When he's not touring the country doing stand-up, Seattle-based comedian Emmett Montgomery produces local shows that focus on building community and pushing the limits of what it means to be a performer. Emmett was part of the top 100 in NBC’s Last Comic Standing Season 9 (2015), was voted Seattle Weekly ’s Best Comic of 2015 and named one of City Arts Magazine Artists of 2015.
Emmett has risen to the occasion during the COVID-19 pandemic by shifting his weekly comedy nights like The Magic Hat (Mondays at 7pm), The Joketellers Union (Wednesdays at 8pm) and Weird and Awesome with Emmett Montgomery (the first Sunday of every month) to an online platform. He's helping to keep the comedy community healthy during the crisis by providing an opportunity for fans to support the local comics they love by donating through Venmo while they watch sets from home.
We caught up with Emmett recently to find out what makes him laugh in this time of crazy. Read on for a smile and a bit of creative inspiration!
What are your top 3 stand-up specials to watch while we are at home?

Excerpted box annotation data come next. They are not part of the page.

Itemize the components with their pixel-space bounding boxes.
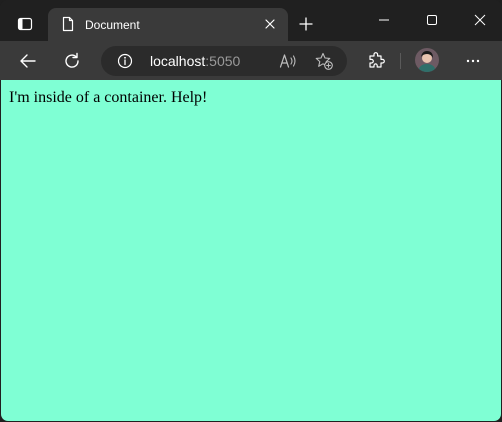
page-icon xyxy=(62,16,74,32)
info-icon[interactable] xyxy=(117,53,133,69)
more-icon xyxy=(466,59,480,63)
page-viewport: I'm inside of a container. Help! xyxy=(1,80,501,421)
close-icon xyxy=(265,19,275,29)
minimize-button[interactable] xyxy=(370,6,398,34)
back-arrow-icon xyxy=(20,54,36,68)
extensions-icon xyxy=(369,52,385,68)
tab-document[interactable]: Document xyxy=(48,8,288,41)
address-bar[interactable]: localhost:5050 xyxy=(101,46,347,76)
profile-picture xyxy=(415,48,439,72)
tab-title: Document xyxy=(85,18,140,32)
settings-more-button[interactable] xyxy=(459,47,487,75)
maximize-button[interactable] xyxy=(418,6,446,34)
browser-window: Document localhost:5050 I'm inside of a … xyxy=(0,0,502,422)
new-tab-button[interactable] xyxy=(294,12,318,36)
reload-button[interactable] xyxy=(58,47,86,75)
plus-icon xyxy=(299,17,313,31)
close-window-button[interactable] xyxy=(466,6,494,34)
tab-strip: Document xyxy=(0,0,502,41)
back-button[interactable] xyxy=(14,47,42,75)
reload-icon xyxy=(65,52,79,68)
page-body-text: I'm inside of a container. Help! xyxy=(9,89,208,106)
profile-avatar[interactable] xyxy=(415,48,439,72)
toolbar: localhost:5050 xyxy=(0,41,502,80)
extensions-button[interactable] xyxy=(362,47,390,75)
tab-close-button[interactable] xyxy=(262,16,278,32)
close-window-icon xyxy=(474,14,486,26)
url-host: localhost xyxy=(150,53,206,69)
favorite-add-icon[interactable] xyxy=(315,52,333,70)
minimize-icon xyxy=(379,19,389,21)
tab-actions-icon xyxy=(17,17,33,31)
url-text[interactable]: localhost:5050 xyxy=(150,53,240,69)
tab-actions-button[interactable] xyxy=(8,8,42,40)
maximize-icon xyxy=(427,15,437,25)
toolbar-separator xyxy=(400,53,401,69)
url-port: :5050 xyxy=(205,53,241,69)
read-aloud-icon[interactable] xyxy=(279,53,297,69)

My favorite comedy special has to be Julio Torres’ My Favorite Shapes in which he uses a conveyor belt to bring out various objects he finds fascinating and it is both bizarre and brilliant. It shows us that there are always new ways to tell jokes, which is something that is very relevant today as we all have had to find new ways to tell them in these unprecedented times.
Because comedians have been forced to find stages that don’t exist in the outside world in order to continue to perform, we have a lot of options as far as being an audience goes. There are shows happening on Facebook, Instagram, Youtube, Twitch and other platforms in ways that haven’t happened before as people learn new skill sets.
Seattle filmmaker/animator Tom Deslongchamp is making daily realtime animations. Comedy shows across the country are finding new ways to continue and now that geography is broken and everyone is telling jokes from their living rooms, I'm seeing lineups that would be impossible to have in physical space. An example of this is the Colorado Room out of Fort Collins, a weekly stand-up showcase that is using Twitch to still maintain the audience/performer relationship.
How about comedies that are family friendly?
Laughter is a fear response and comedy is a way to filter the chaos of the world into something both understandable and surprising. I think there is a lot of great comedy to consume with your kids as long as you don’t mind having honest and awkward conversations with them afterwards. But as someone whose only child is an elderly chihuahua who I let watch whatever she wants, I can’t make that decision for other people.
Why was it important for you to keep the comedy community together and engaged during the stay at home order?
Part of the magic of live performance is not just the connection to the folks in the audience, but their connection to each other, and the venue providing the space for the jokes to happen. We need these relationships to continue, not just by supporting performers and finding ways to gather together virtually, but advocating for the businesses and theaters that we need to stick around until we can meet in the real world again.
With Joketellers Union we're using part of the donations we get to pay out the door people and bar staff from the Clock-Out Lounge because we have a responsibility to the creative ecosystem that we benefit from being part of.
Currently I am seeing people give what they can, even if it is just time and attention and spreading the word, and it gives me hope that we can make it through this. But going from being able to rely on ticket sales to depending on tips and donations brings a lot of uncertainty. I have long believed that being an audience is activism in itself and that is truer now more than ever.
Has the pandemic changed how you find and develop your material? If so, can you speak to these shifts?
Absolutely. Stand-up is a dialogue—one person tells jokes and the other answers with an emotional response. The struggle has been ways to keep that dynamic going. I have been fortunate enough to be able to bring all three of my shows to the Internet using different types of technology and formats for each one, and also have had to learn new skills and seek out new resources.
There is also the challenge of finding things to laugh at in this time of terrifying change and tragic loss. We are all sharing a global experience right now in very personal ways and sharing that is extremely important right now.
What are you most looking forward to doing on the other side of this?
Being in the same room with other people’s laughter.